Bounds are preserved when saving and loading results:

# Save best result with bounds
best = results.best(n=1)[0]
best.save("model.json")

# Load - bounds are restored
from spark_bestfit.results import DistributionFitResult
loaded = DistributionFitResult.load("model.json")
print(loaded.lower_bound, loaded.upper_bound)  # Bounds preserved

Multi-Column Bounded Fitting

You can specify different bounds per column using dictionaries:

# Different bounds for each column
results = fitter.fit(
    df,
    columns=["percentage", "price", "age"],
    bounded=True,
    lower_bound={"percentage": 0.0, "price": 0.0, "age": 0.0},
    upper_bound={"percentage": 100.0, "price": 10000.0, "age": 120.0},
)

# Each column has its own bounds
pct_result = results.for_column("percentage").best(n=1)[0]
print(pct_result.lower_bound, pct_result.upper_bound)  # 0.0, 100.0

price_result = results.for_column("price").best(n=1)[0]
print(price_result.lower_bound, price_result.upper_bound)  # 0.0, 10000.0

Partial dictionaries are supported - unspecified columns auto-detect from data:

# Only specify bounds for some columns
results = fitter.fit(
    df,
    columns=["col_a", "col_b", "col_c"],
    bounded=True,
    lower_bound={"col_a": 0.0},  # Only col_a has explicit lower bound
    upper_bound={"col_b": 100.0},  # Only col_b has explicit upper bound
)
# col_c auto-detects both bounds from data

Scalar bounds apply to all columns (backward compatible):

# Same bounds for all columns
results = fitter.fit(
    df,
    columns=["col_a", "col_b", "col_c"],
    bounded=True,
    lower_bound=0.0,   # Applied to all columns
    upper_bound=1.0,   # Applied to all columns
)

Use Cases

Percentages and Proportions (0-100 or 0-1)

results = fitter.fit(
    df, column="conversion_rate",
    bounded=True, lower_bound=0.0, upper_bound=1.0
)

Non-Negative Values (prices, counts, durations)

results = fitter.fit(
    df, column="price",
    bounded=True, lower_bound=0.0
)

Age Data

results = fitter.fit(
    df, column="age",
    bounded=True, lower_bound=0.0, upper_bound=120.0
)

Score Ranges

results = fitter.fit(
    df, column="credit_score",
    bounded=True, lower_bound=300.0, upper_bound=850.0
)

Discrete Distributions

Bounded fitting is also supported for discrete distributions:

from spark_bestfit import DiscreteDistributionFitter

# Auto-detect bounds
fitter = DiscreteDistributionFitter(spark)
results = fitter.fit(df, column="count", bounded=True)

# Explicit bounds
results = fitter.fit(
    df,
    column="count",
    bounded=True,
    lower_bound=0,
    upper_bound=100,
)

best = results.best(n=1, metric="aic")[0]
print(best.lower_bound, best.upper_bound)

Note

For discrete distributions, bounds are stored with the fit result but sampling uses the underlying scipy distribution. The bounds serve as metadata for the valid range of the fitted distribution.
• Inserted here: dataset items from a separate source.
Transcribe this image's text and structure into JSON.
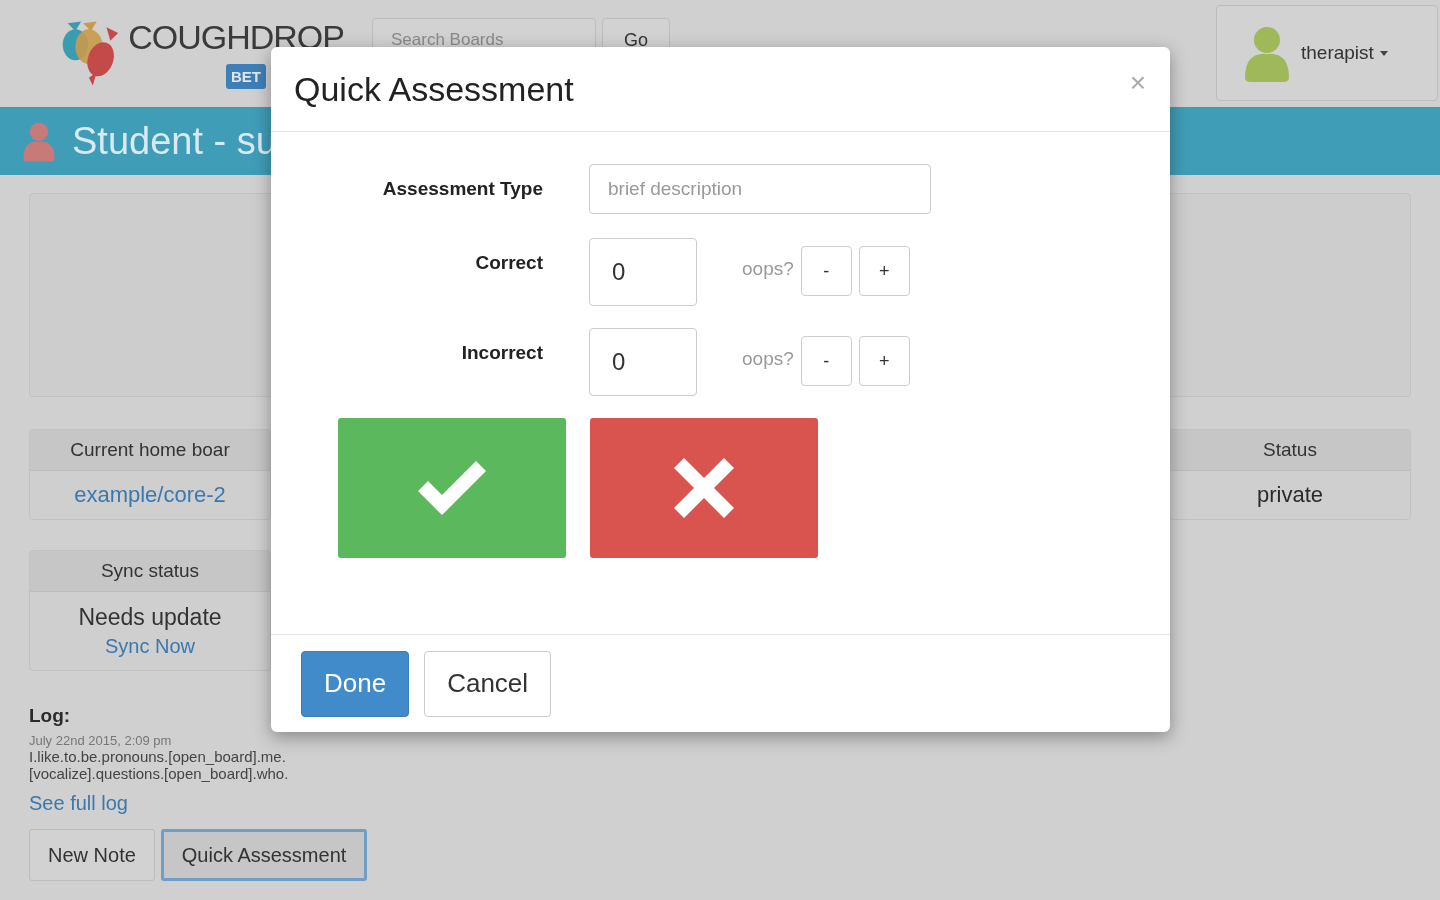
{
  "header": {
    "logo_text": "COUGHDROP",
    "badge": "BET",
    "search": {
      "placeholder": "Search Boards"
    },
    "go_button": "Go",
    "user_menu": {
      "label": "therapist"
    }
  },
  "title_bar": {
    "text": "Student - su"
  },
  "home_board": {
    "heading": "Current home boar",
    "value": "example/core-2"
  },
  "status": {
    "heading": "Status",
    "value": "private"
  },
  "sync": {
    "heading": "Sync status",
    "value": "Needs update",
    "link": "Sync Now"
  },
  "log": {
    "heading": "Log:",
    "date": "July 22nd 2015, 2:09 pm",
    "lines": [
      "I.like.to.be.pronouns.[open_board].me.",
      "[vocalize].questions.[open_board].who."
    ],
    "link": "See full log"
  },
  "actions": [
    {
      "label": "New Note",
      "selected": false
    },
    {
      "label": "Quick Assessment",
      "selected": true
    }
  ],
  "modal": {
    "title": "Quick Assessment",
    "close": "×",
    "fields": [
      {
        "kind": "text",
        "label": "Assessment Type",
        "placeholder": "brief description"
      },
      {
        "kind": "counter",
        "label": "Correct",
        "value": "0",
        "oops": "oops?",
        "minus": "-",
        "plus": "+"
      },
      {
        "kind": "counter",
        "label": "Incorrect",
        "value": "0",
        "oops": "oops?",
        "minus": "-",
        "plus": "+"
      }
    ],
    "big_buttons": [
      {
        "kind": "correct"
      },
      {
        "kind": "incorrect"
      }
    ],
    "footer_buttons": [
      {
        "kind": "primary",
        "label": "Done"
      },
      {
        "kind": "default",
        "label": "Cancel"
      }
    ]
  }
}
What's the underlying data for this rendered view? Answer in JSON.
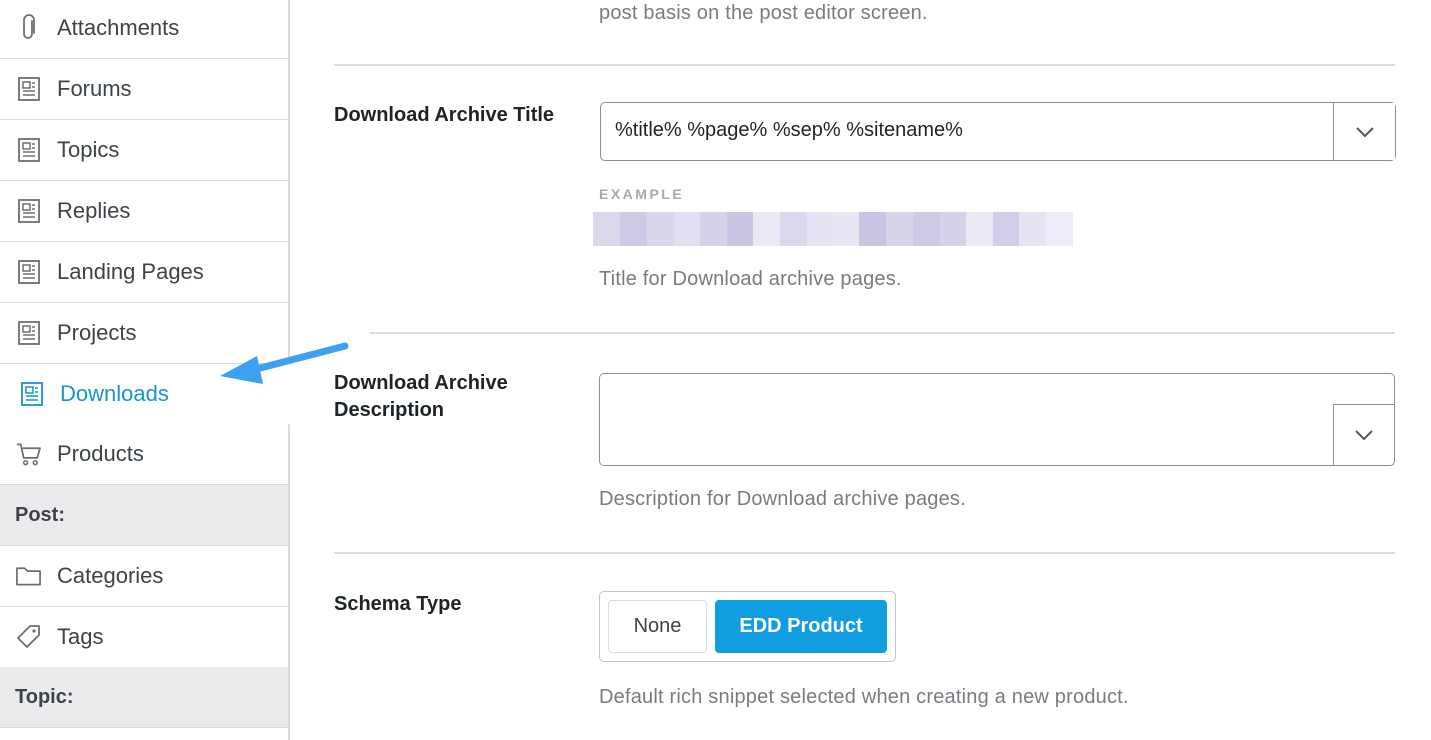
{
  "sidebar": {
    "items": [
      {
        "label": "Attachments",
        "icon": "paperclip-icon"
      },
      {
        "label": "Forums",
        "icon": "page-icon"
      },
      {
        "label": "Topics",
        "icon": "page-icon"
      },
      {
        "label": "Replies",
        "icon": "page-icon"
      },
      {
        "label": "Landing Pages",
        "icon": "page-icon"
      },
      {
        "label": "Projects",
        "icon": "page-icon"
      },
      {
        "label": "Downloads",
        "icon": "page-icon",
        "active": true
      },
      {
        "label": "Products",
        "icon": "cart-icon"
      }
    ],
    "post_section": "Post:",
    "post_items": [
      {
        "label": "Categories",
        "icon": "folder-icon"
      },
      {
        "label": "Tags",
        "icon": "tag-icon"
      }
    ],
    "topic_section": "Topic:"
  },
  "main": {
    "top_partial_text": "post basis on the post editor screen.",
    "archive_title": {
      "label": "Download Archive Title",
      "value": "%title% %page% %sep% %sitename%",
      "example_label": "EXAMPLE",
      "description": "Title for Download archive pages."
    },
    "archive_description": {
      "label_line1": "Download Archive",
      "label_line2": "Description",
      "value": "",
      "description": "Description for Download archive pages."
    },
    "schema_type": {
      "label": "Schema Type",
      "options": [
        "None",
        "EDD Product"
      ],
      "selected": "EDD Product",
      "description": "Default rich snippet selected when creating a new product."
    }
  },
  "colors": {
    "accent": "#109ee0",
    "active_link": "#1496c8",
    "annotation_arrow": "#3ea0f0"
  }
}
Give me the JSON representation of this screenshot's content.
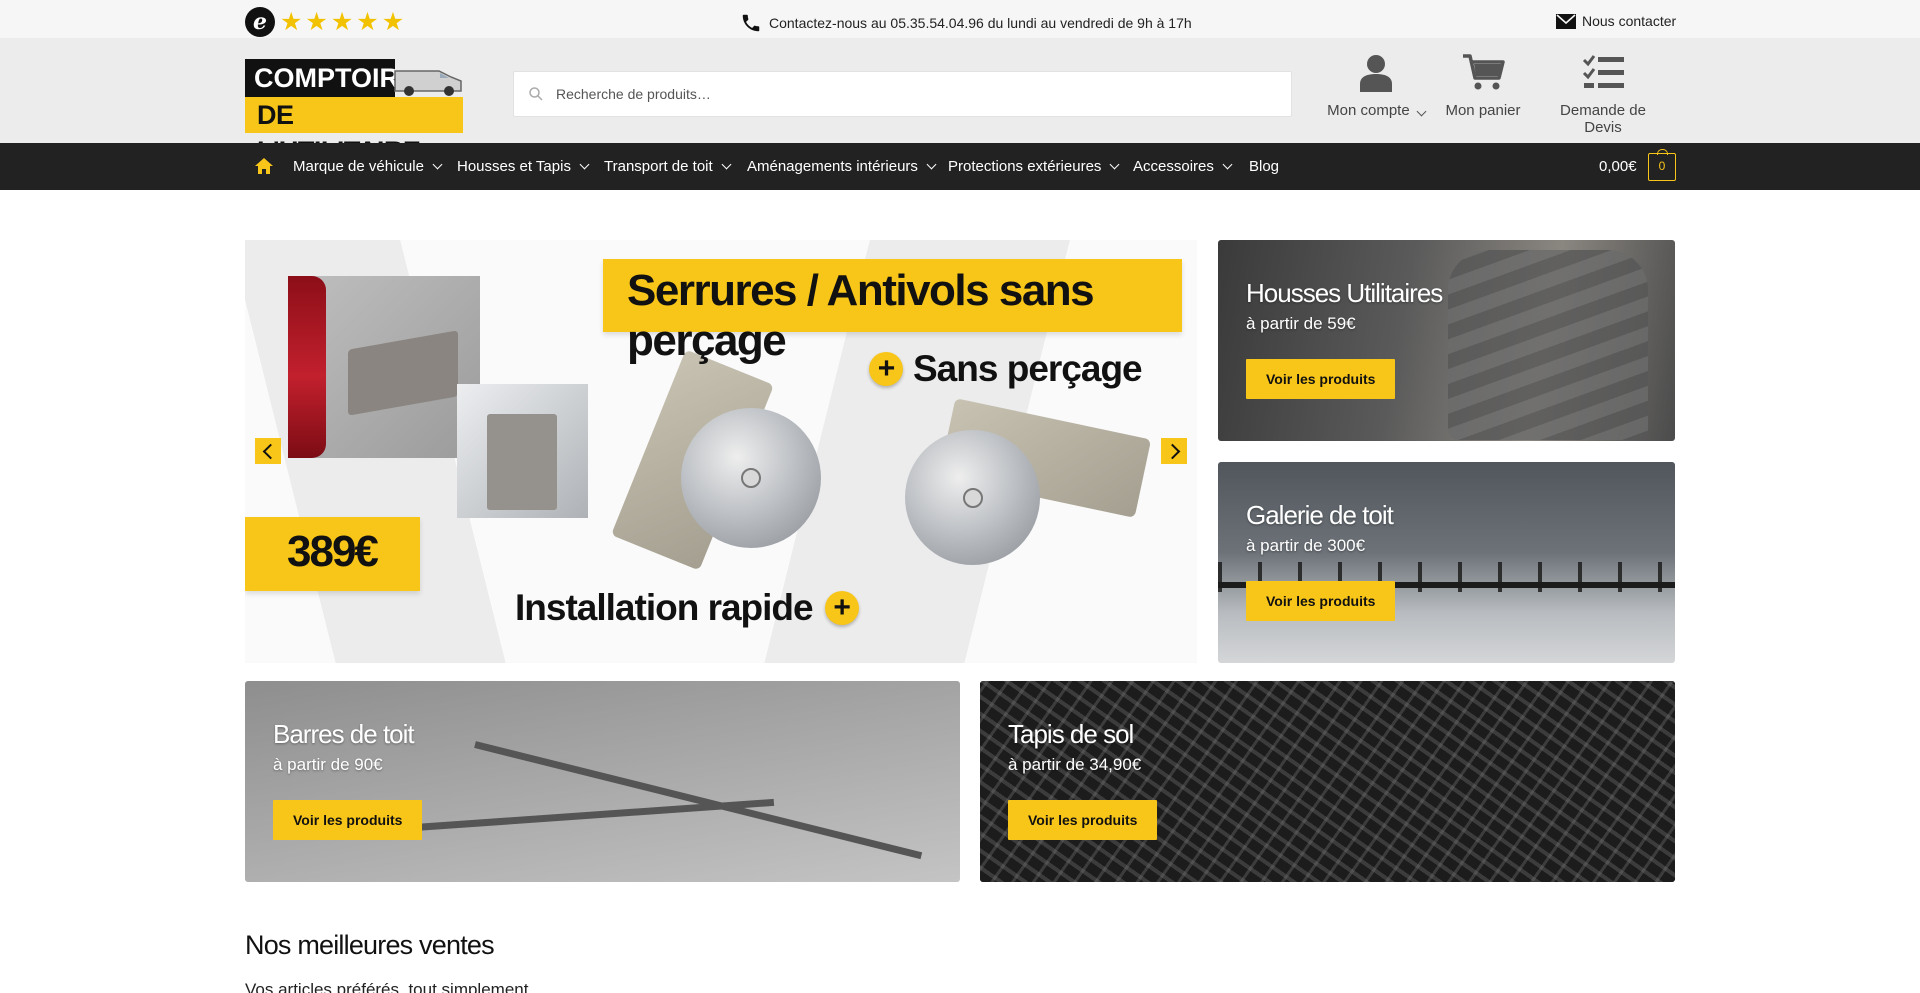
{
  "topbar": {
    "rating_logo_letter": "e",
    "rating_stars": 5,
    "contact_text": "Contactez-nous au 05.35.54.04.96 du lundi au vendredi de 9h à 17h",
    "nous_contacter": "Nous contacter"
  },
  "header": {
    "logo_line1": "COMPTOIR",
    "logo_line2": "DE L'UTILITAIRE",
    "search_placeholder": "Recherche de produits…",
    "account_label": "Mon compte",
    "cart_label": "Mon panier",
    "quote_label": "Demande de Devis"
  },
  "nav": {
    "items": [
      {
        "label": "Marque de véhicule",
        "dropdown": true
      },
      {
        "label": "Housses et Tapis",
        "dropdown": true
      },
      {
        "label": "Transport de toit",
        "dropdown": true
      },
      {
        "label": "Aménagements intérieurs",
        "dropdown": true
      },
      {
        "label": "Protections extérieures",
        "dropdown": true
      },
      {
        "label": "Accessoires",
        "dropdown": true
      },
      {
        "label": "Blog",
        "dropdown": false
      }
    ],
    "cart_total": "0,00€",
    "cart_count": "0"
  },
  "hero": {
    "headline": "Serrures / Antivols sans perçage",
    "feature1": "Sans perçage",
    "price": "389€",
    "feature2": "Installation rapide",
    "plus_symbol": "+"
  },
  "cards": [
    {
      "title": "Housses Utilitaires",
      "price": "à partir de 59€",
      "button": "Voir les produits"
    },
    {
      "title": "Galerie de toit",
      "price": "à partir de 300€",
      "button": "Voir les produits"
    },
    {
      "title": "Barres de toit",
      "price": "à partir de 90€",
      "button": "Voir les produits"
    },
    {
      "title": "Tapis de sol",
      "price": "à partir de 34,90€",
      "button": "Voir les produits"
    }
  ],
  "bestsellers": {
    "title": "Nos meilleures ventes",
    "subtitle": "Vos articles préférés, tout simplement."
  },
  "colors": {
    "accent_yellow": "#f8c519",
    "nav_bg": "#222222",
    "header_bg": "#ececec",
    "topbar_bg": "#f6f6f6",
    "star_color": "#f2c200"
  },
  "icons": {
    "phone": "phone-icon",
    "mail": "envelope-icon",
    "search": "search-icon",
    "account": "user-icon",
    "cart": "shopping-cart-icon",
    "quote": "checklist-icon",
    "home": "home-icon",
    "bag": "shopping-bag-icon"
  }
}
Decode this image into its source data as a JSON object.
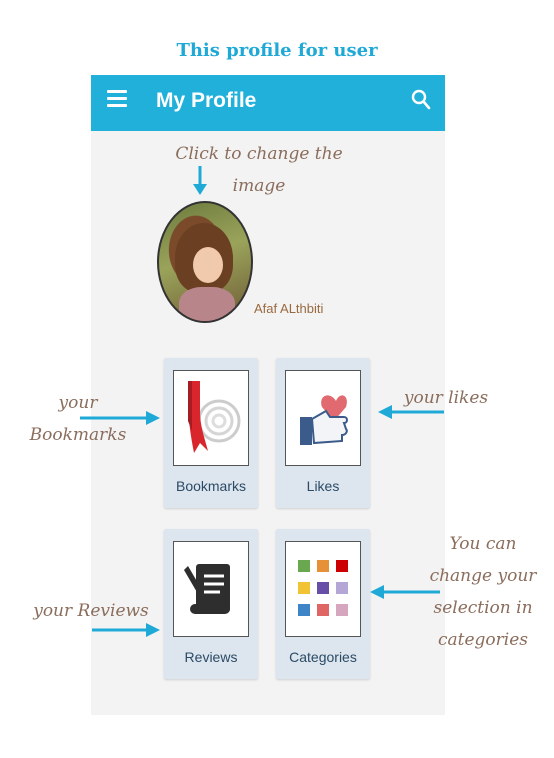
{
  "page_title": "This profile for user",
  "colors": {
    "accent": "#1fa9d6",
    "appbar": "#20b0da",
    "card": "#dde6ee",
    "annotation": "#8a6d5c"
  },
  "app": {
    "menu_icon": "hamburger-menu-icon",
    "title": "My Profile",
    "search_icon": "search-icon"
  },
  "profile": {
    "user_name": "Afaf ALthbiti"
  },
  "cards": [
    {
      "label": "Bookmarks",
      "icon": "bookmark-ribbon-icon"
    },
    {
      "label": "Likes",
      "icon": "thumbs-up-heart-icon"
    },
    {
      "label": "Reviews",
      "icon": "scroll-pen-icon"
    },
    {
      "label": "Categories",
      "icon": "category-grid-icon"
    }
  ],
  "annotations": {
    "change_image": [
      "Click to change the",
      "image"
    ],
    "bookmarks": [
      "your",
      "Bookmarks"
    ],
    "likes": "your likes",
    "reviews": "your Reviews",
    "categories": [
      "You can",
      "change your",
      "selection in",
      "categories"
    ]
  }
}
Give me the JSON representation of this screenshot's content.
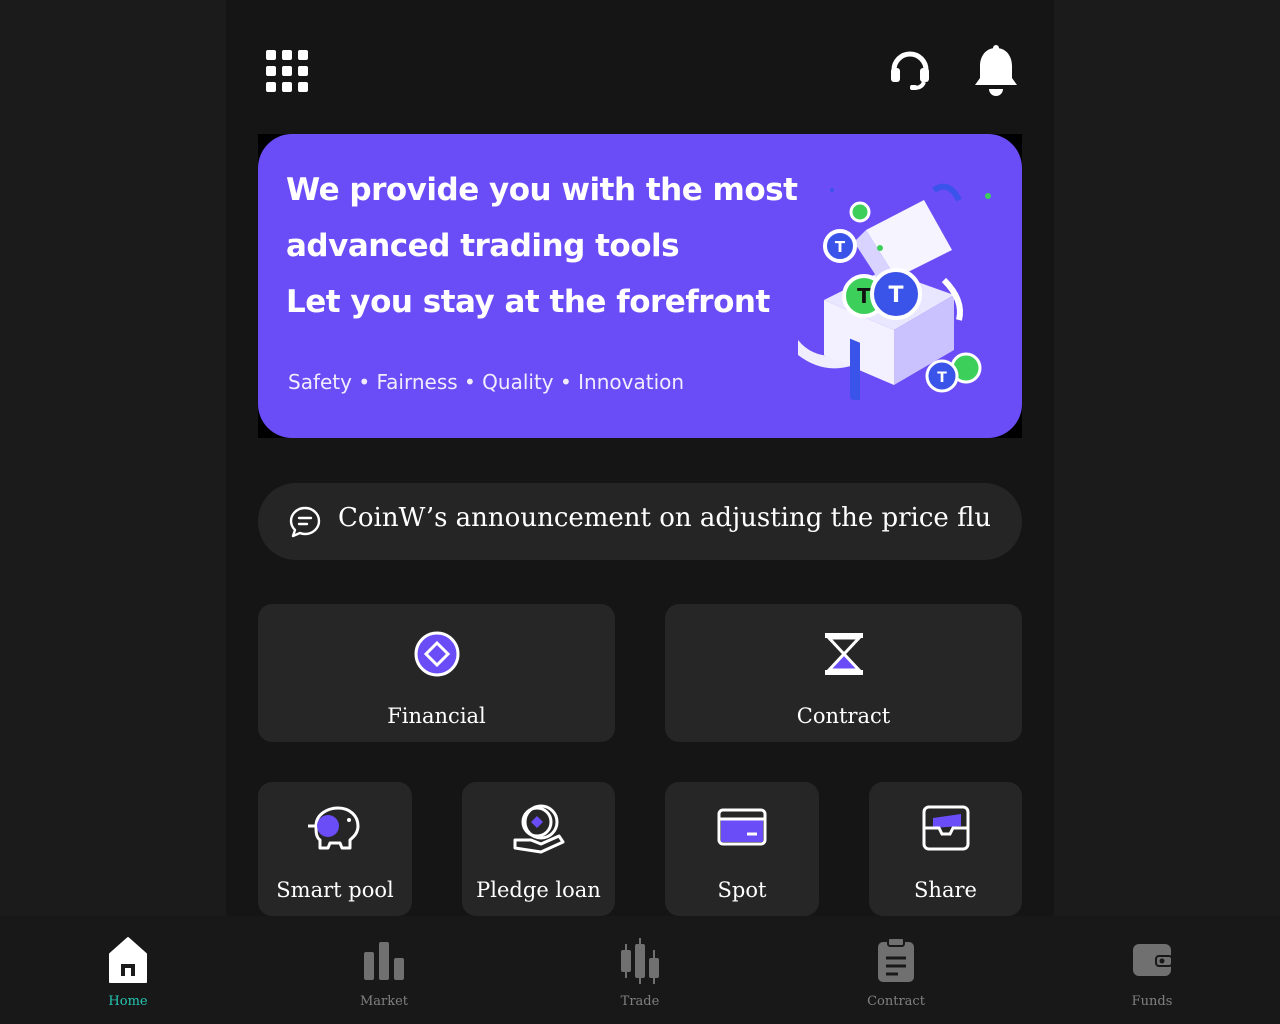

Performance Considerations

Bounded fitting adds minimal overhead:

  • Fitting time is unchanged (bounds are applied post-fit)

  • Sampling is ~10% slower due to CDF inversion transform

  • PDF/CDF/PPF evaluation has negligible overhead

For very large sample generation, the overhead of truncation is small compared to the random number generation itself.